Quasi un ragazzo su due non ha lavoro e questo è il risultato di una guerra che, ancora oggi, non ha deciso di cessare e che potrebbe regalare nuove e ulteriori vittime da aggiungere alla quota di cui sopra.
Mai, come ora, le istituzioni dovrebbero incentivare l’impresa giovanile e l’occupazione di ragazzi tra under25. Un segno di rafforzamento dello stato sociale della popolazione e soprattutto di scelte politiche decise a voltare pagina.
Sino a quando la disoccupazione aumenterà e dividerà le giovani generazioni a metà tra occupati e disoccupati – considerando, per altro, che gli indici statistici sono basati sugli elenchi di ragazzi under25 iscritti agli uffici di collocamento, quindi senza considerare tutti coloro che o stanno studiando, o non sono ancora iscritti agli uffici di collocamento – l’Italia non avrà mai una ripresa solida e la politica non potrà tirarsi fuori dalle sue responsabilità.
Le startup sono la nuova frontiera dell’occupazione e l’ingegno e l’impegno, di moltissimi giovani, sta dando la dimostrazione della possibilità di riscatto di una generazione che non ha prospettive certe per il futuro, come i loro genitori.
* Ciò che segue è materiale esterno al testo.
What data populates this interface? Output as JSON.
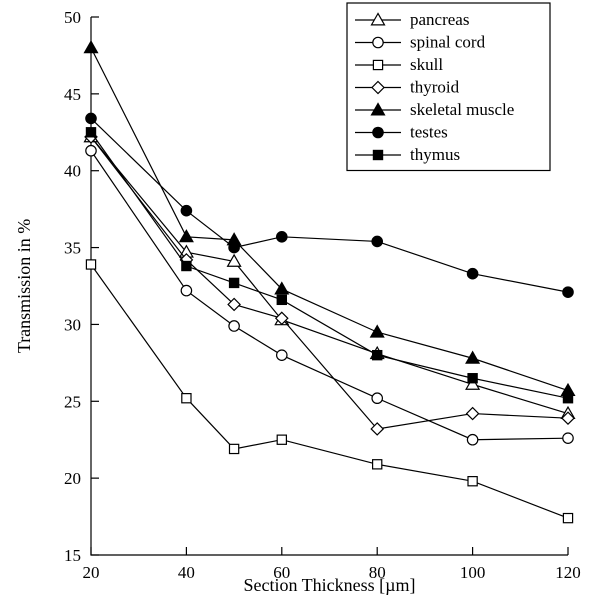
{
  "chart_data": {
    "type": "line",
    "xlabel": "Section Thickness [µm]",
    "ylabel": "Transmission in %",
    "xlim": [
      20,
      120
    ],
    "ylim": [
      15,
      50
    ],
    "x_ticks": [
      20,
      40,
      60,
      80,
      100,
      120
    ],
    "y_ticks": [
      15,
      20,
      25,
      30,
      35,
      40,
      45,
      50
    ],
    "grid": false,
    "legend_position": "top-right",
    "series": [
      {
        "name": "pancreas",
        "marker": "triangle-open",
        "x": [
          20,
          40,
          50,
          60,
          80,
          100,
          120
        ],
        "y": [
          42.2,
          34.7,
          34.1,
          30.3,
          28.1,
          26.1,
          24.2
        ]
      },
      {
        "name": "spinal cord",
        "marker": "circle-open",
        "x": [
          20,
          40,
          50,
          60,
          80,
          100,
          120
        ],
        "y": [
          41.3,
          32.2,
          29.9,
          28.0,
          25.2,
          22.5,
          22.6
        ]
      },
      {
        "name": "skull",
        "marker": "square-open",
        "x": [
          20,
          40,
          50,
          60,
          80,
          100,
          120
        ],
        "y": [
          33.9,
          25.2,
          21.9,
          22.5,
          20.9,
          19.8,
          17.4
        ]
      },
      {
        "name": "thyroid",
        "marker": "diamond-open",
        "x": [
          20,
          40,
          50,
          60,
          80,
          100,
          120
        ],
        "y": [
          42.2,
          34.2,
          31.3,
          30.4,
          23.2,
          24.2,
          23.9
        ]
      },
      {
        "name": "skeletal muscle",
        "marker": "triangle-filled",
        "x": [
          20,
          40,
          50,
          60,
          80,
          100,
          120
        ],
        "y": [
          48.0,
          35.7,
          35.5,
          32.3,
          29.5,
          27.8,
          25.7
        ]
      },
      {
        "name": "testes",
        "marker": "circle-filled",
        "x": [
          20,
          40,
          50,
          60,
          80,
          100,
          120
        ],
        "y": [
          43.4,
          37.4,
          35.0,
          35.7,
          35.4,
          33.3,
          32.1
        ]
      },
      {
        "name": "thymus",
        "marker": "square-filled",
        "x": [
          20,
          40,
          50,
          60,
          80,
          100,
          120
        ],
        "y": [
          42.5,
          33.8,
          32.7,
          31.6,
          28.0,
          26.5,
          25.2
        ]
      }
    ]
  }
}
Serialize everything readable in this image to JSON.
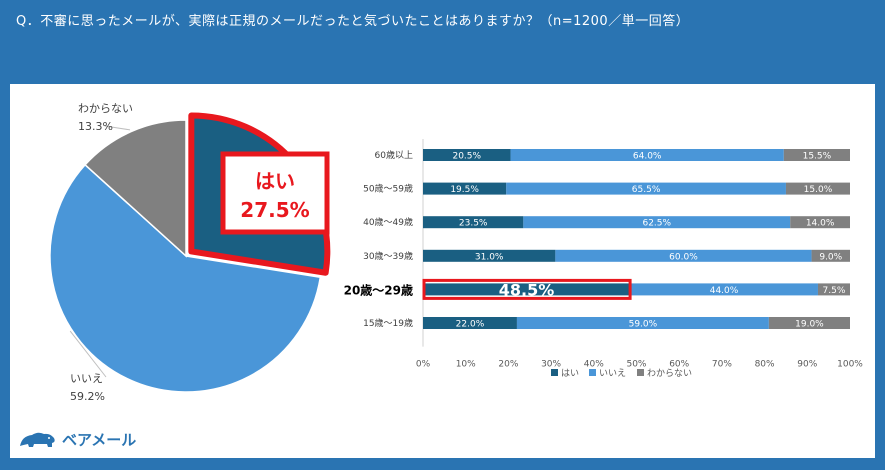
{
  "header": {
    "question": "Q．不審に思ったメールが、実際は正規のメールだったと気づいたことはありますか？（n=1200／単一回答）"
  },
  "colors": {
    "background": "#2a74b2",
    "yes": "#1a5f82",
    "no": "#4a96d8",
    "unknown": "#808080",
    "highlight": "#e8181e"
  },
  "logo": {
    "text": "ベアメール",
    "icon": "bear-icon"
  },
  "chart_data": [
    {
      "type": "pie",
      "slices": [
        {
          "label": "はい",
          "value": 27.5,
          "value_text": "27.5%"
        },
        {
          "label": "いいえ",
          "value": 59.2,
          "value_text": "59.2%"
        },
        {
          "label": "わからない",
          "value": 13.3,
          "value_text": "13.3%"
        }
      ]
    },
    {
      "type": "bar",
      "stacked": true,
      "orientation": "horizontal",
      "categories": [
        "60歳以上",
        "50歳～59歳",
        "40歳～49歳",
        "30歳～39歳",
        "20歳～29歳",
        "15歳～19歳"
      ],
      "series": [
        {
          "name": "はい",
          "values": [
            20.5,
            19.5,
            23.5,
            31.0,
            48.5,
            22.0
          ],
          "labels": [
            "20.5%",
            "19.5%",
            "23.5%",
            "31.0%",
            "48.5%",
            "22.0%"
          ]
        },
        {
          "name": "いいえ",
          "values": [
            64.0,
            65.5,
            62.5,
            60.0,
            44.0,
            59.0
          ],
          "labels": [
            "64.0%",
            "65.5%",
            "62.5%",
            "60.0%",
            "44.0%",
            "59.0%"
          ]
        },
        {
          "name": "わからない",
          "values": [
            15.5,
            15.0,
            14.0,
            9.0,
            7.5,
            19.0
          ],
          "labels": [
            "15.5%",
            "15.0%",
            "14.0%",
            "9.0%",
            "7.5%",
            "19.0%"
          ]
        }
      ],
      "xlim": [
        0,
        100
      ],
      "xticks": [
        "0%",
        "10%",
        "20%",
        "30%",
        "40%",
        "50%",
        "60%",
        "70%",
        "80%",
        "90%",
        "100%"
      ],
      "highlight_category": "20歳～29歳",
      "legend": "bottom"
    }
  ]
}
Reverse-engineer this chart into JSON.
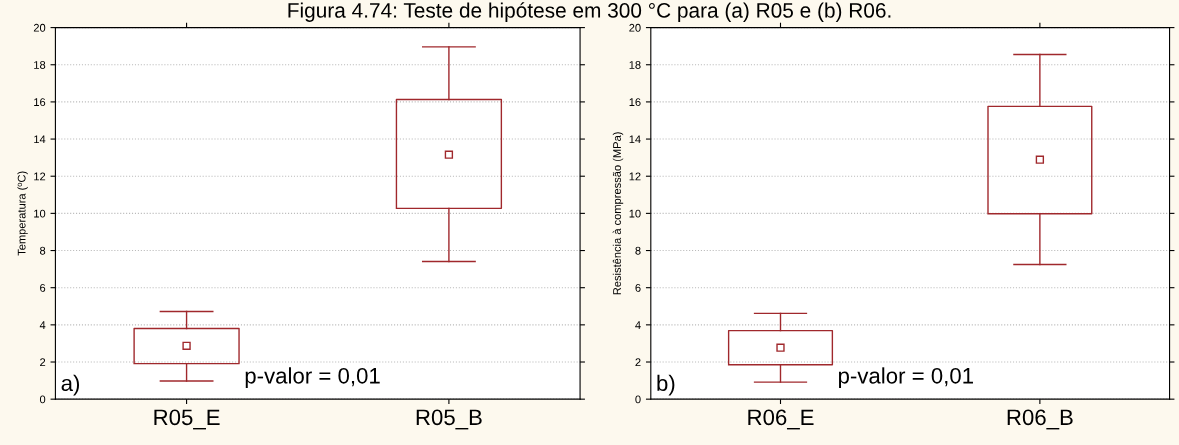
{
  "chart_data": [
    {
      "type": "box",
      "title": "Figura 4.74: Teste de hipótese em 300 °C para (a) R05 e (b) R06.",
      "ylabel": "Temperatura (ºC)",
      "categories": [
        "R05_E",
        "R05_B"
      ],
      "color": "#a0282c",
      "boxes": [
        {
          "low": 0.98,
          "q1": 1.91,
          "median": 2.87,
          "q3": 3.8,
          "high": 4.72
        },
        {
          "low": 7.41,
          "q1": 10.27,
          "median": 13.16,
          "q3": 16.13,
          "high": 18.96
        }
      ],
      "ylim": [
        0,
        20
      ],
      "yticks": [
        0,
        2,
        4,
        6,
        8,
        10,
        12,
        14,
        16,
        18,
        20
      ],
      "grid": "y",
      "annotations": [
        "a)",
        "p-valor = 0,01"
      ]
    },
    {
      "type": "box",
      "ylabel": "Resistência à compressão (MPa)",
      "categories": [
        "R06_E",
        "R06_B"
      ],
      "color": "#a0282c",
      "boxes": [
        {
          "low": 0.92,
          "q1": 1.85,
          "median": 2.77,
          "q3": 3.69,
          "high": 4.62
        },
        {
          "low": 7.25,
          "q1": 9.98,
          "median": 12.89,
          "q3": 15.76,
          "high": 18.55
        }
      ],
      "ylim": [
        0,
        20
      ],
      "yticks": [
        0,
        2,
        4,
        6,
        8,
        10,
        12,
        14,
        16,
        18,
        20
      ],
      "grid": "y",
      "annotations": [
        "b)",
        "p-valor = 0,01"
      ]
    }
  ]
}
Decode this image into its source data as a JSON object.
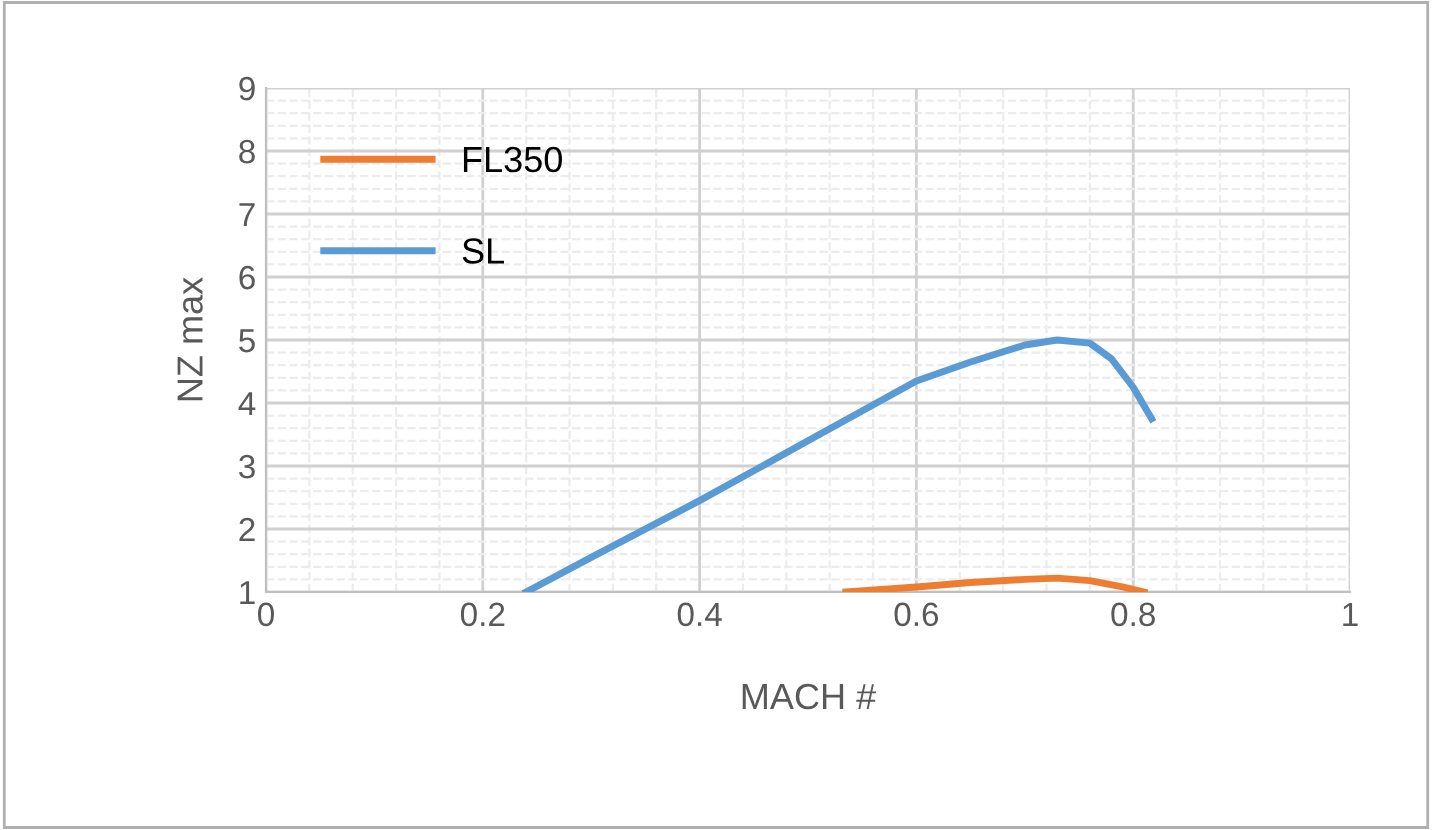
{
  "chart_data": {
    "type": "line",
    "xlabel": "MACH #",
    "ylabel": "NZ max",
    "xlim": [
      0,
      1
    ],
    "ylim": [
      1,
      9
    ],
    "xticks": [
      0,
      0.2,
      0.4,
      0.6,
      0.8,
      1
    ],
    "yticks": [
      1,
      2,
      3,
      4,
      5,
      6,
      7,
      8,
      9
    ],
    "grid": true,
    "legend": "top left",
    "marker": "none",
    "line_style": "solid",
    "series": [
      {
        "name": "FL350",
        "color": "#ed7d31",
        "x": [
          0.535,
          0.6,
          0.65,
          0.7,
          0.73,
          0.76,
          0.79,
          0.81
        ],
        "values": [
          1,
          1.08,
          1.15,
          1.2,
          1.22,
          1.18,
          1.08,
          1
        ]
      },
      {
        "name": "SL",
        "color": "#5b9bd5",
        "x": [
          0.24,
          0.3,
          0.4,
          0.5,
          0.6,
          0.65,
          0.7,
          0.73,
          0.76,
          0.78,
          0.8,
          0.817
        ],
        "values": [
          1,
          1.55,
          2.45,
          3.4,
          4.35,
          4.65,
          4.92,
          5.0,
          4.95,
          4.7,
          4.25,
          3.75
        ]
      }
    ]
  }
}
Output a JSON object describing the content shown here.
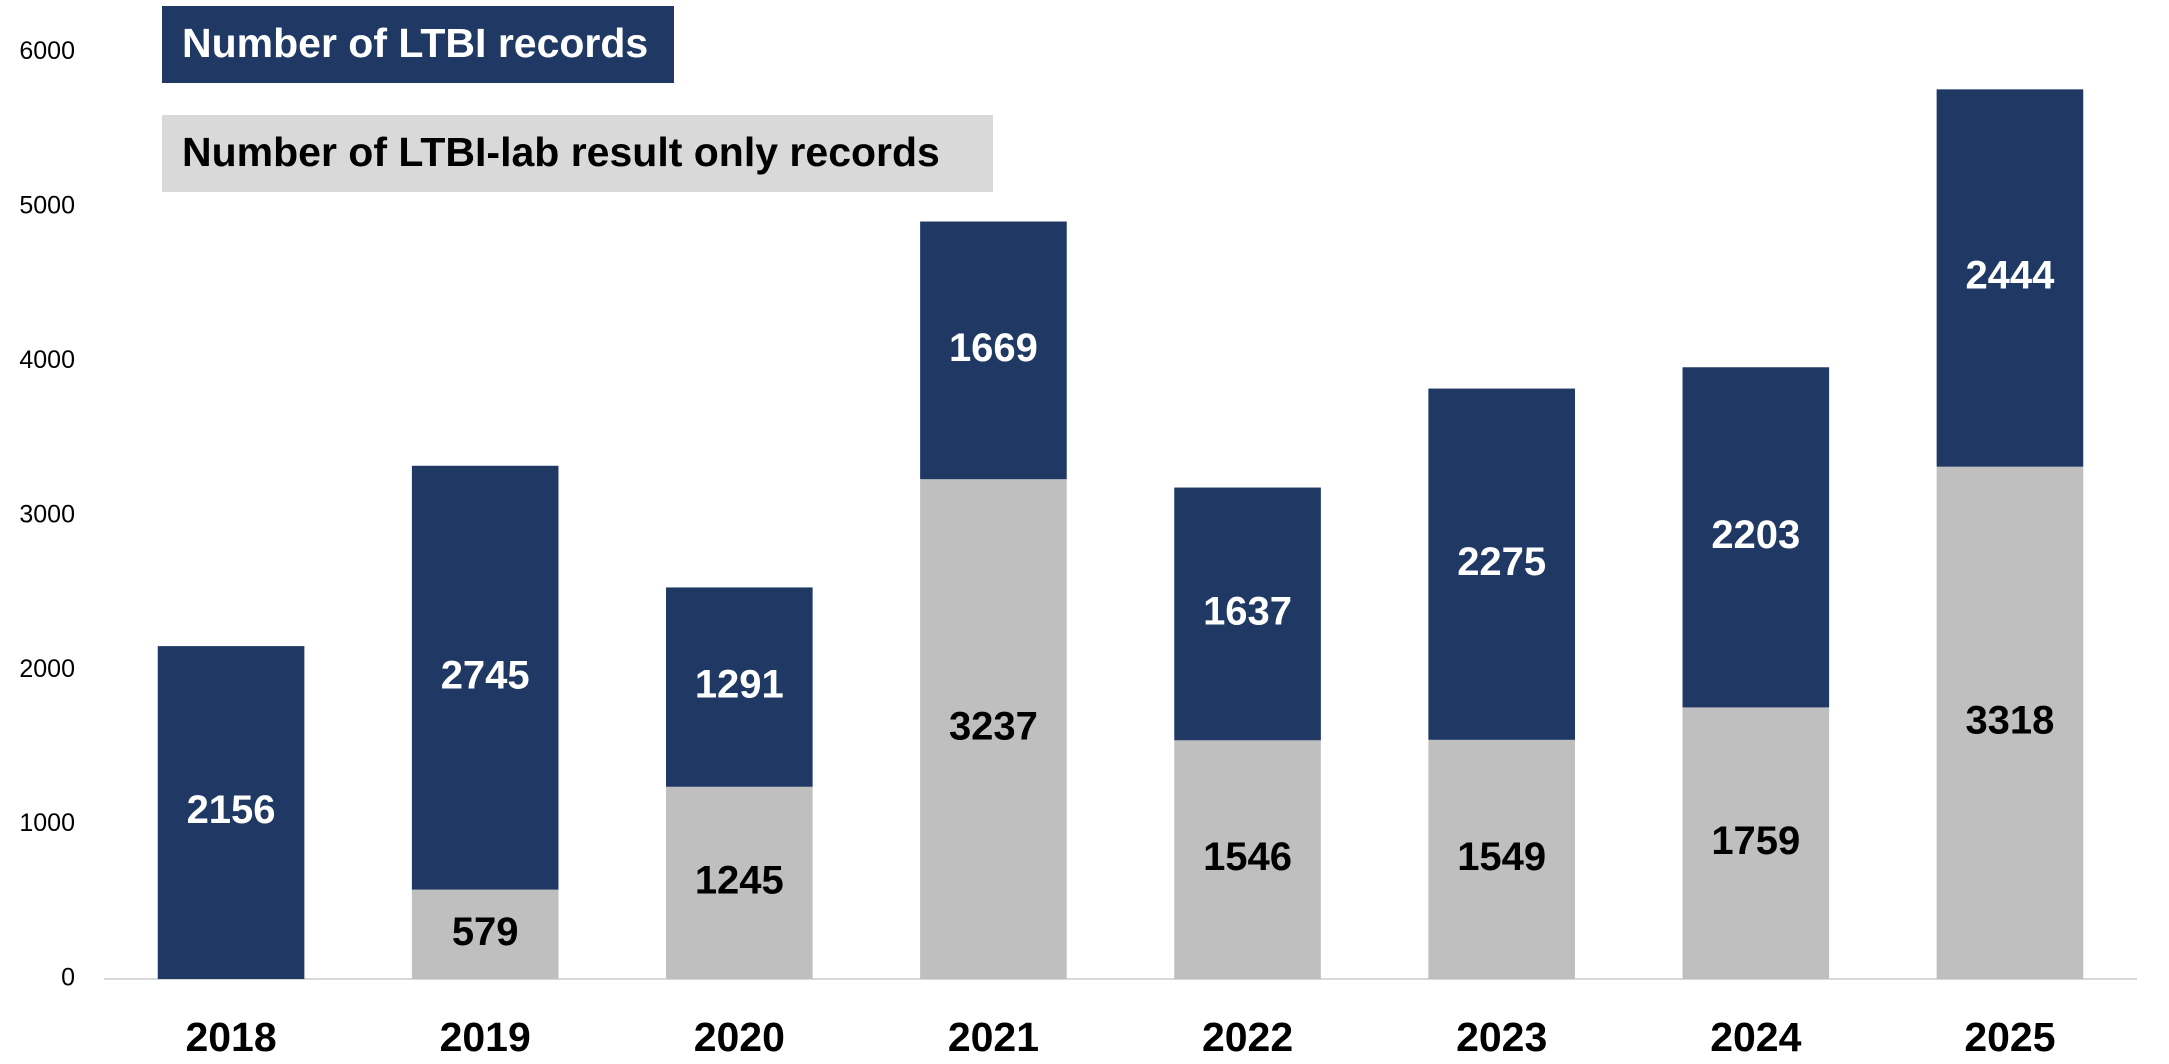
{
  "chart_data": {
    "type": "stacked_bar",
    "categories": [
      "2018",
      "2019",
      "2020",
      "2021",
      "2022",
      "2023",
      "2024",
      "2025"
    ],
    "series": [
      {
        "name": "Number of LTBI-lab result only records",
        "color": "#bfbfbf",
        "values": [
          null,
          579,
          1245,
          3237,
          1546,
          1549,
          1759,
          3318
        ]
      },
      {
        "name": "Number of LTBI records",
        "color": "#1f3864",
        "values": [
          2156,
          2745,
          1291,
          1669,
          1637,
          2275,
          2203,
          2444
        ]
      }
    ],
    "ylim": [
      0,
      6000
    ],
    "yticks": [
      0,
      1000,
      2000,
      3000,
      4000,
      5000,
      6000
    ],
    "grid": false
  }
}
Ma smettiamola di dire che le giovani generazioni non hanno una prospettiva, a prescindere. Credo che le giovani generazioni siano incaricate dalla Storia di rimettere in piedi (da zero) un “Sistema Paese” in frantumi, in cocci, e di sparigliare qualsiasi tipo agente patogeno che farebbe ricadere l’Italia in un vuoto politico-sociale.
In tutto questo, proprio oggi, come se non bastasse, è aumentata l’IVA e la benzina. Aumenta il costo della vita, diminuisce il valore della vita, che senza lavoro perde di dignità.
Pensavo tra me e me, analizzando quello che sta accadendo in Italia e soprattutto in Parlamento.
C’è la necessità di dare un governo al Paese, di dare delle risposte serie e concrete ai problemi che affliggono l’intera società.
Si è parlato di pagamento dei debiti della PA alle imprese – cosa sacrosanta – e di modalità della politica – la cui mancanza ha segnato lo sfacelo dell’antipolitica. Il lavoro: sul lavoro c’è da lavorare, scusate il giro di parole, ma una cosa è certa, l’urgenza è, soprattutto, per le giovani generazioni. 38,7% dei giovani sono senza lavoro, una situazione drammatica che se tradotta in un partito politico, vincerebbe le elezioni ad occhi chiusi. Bisogna fare presto! Le lagne sono a zero!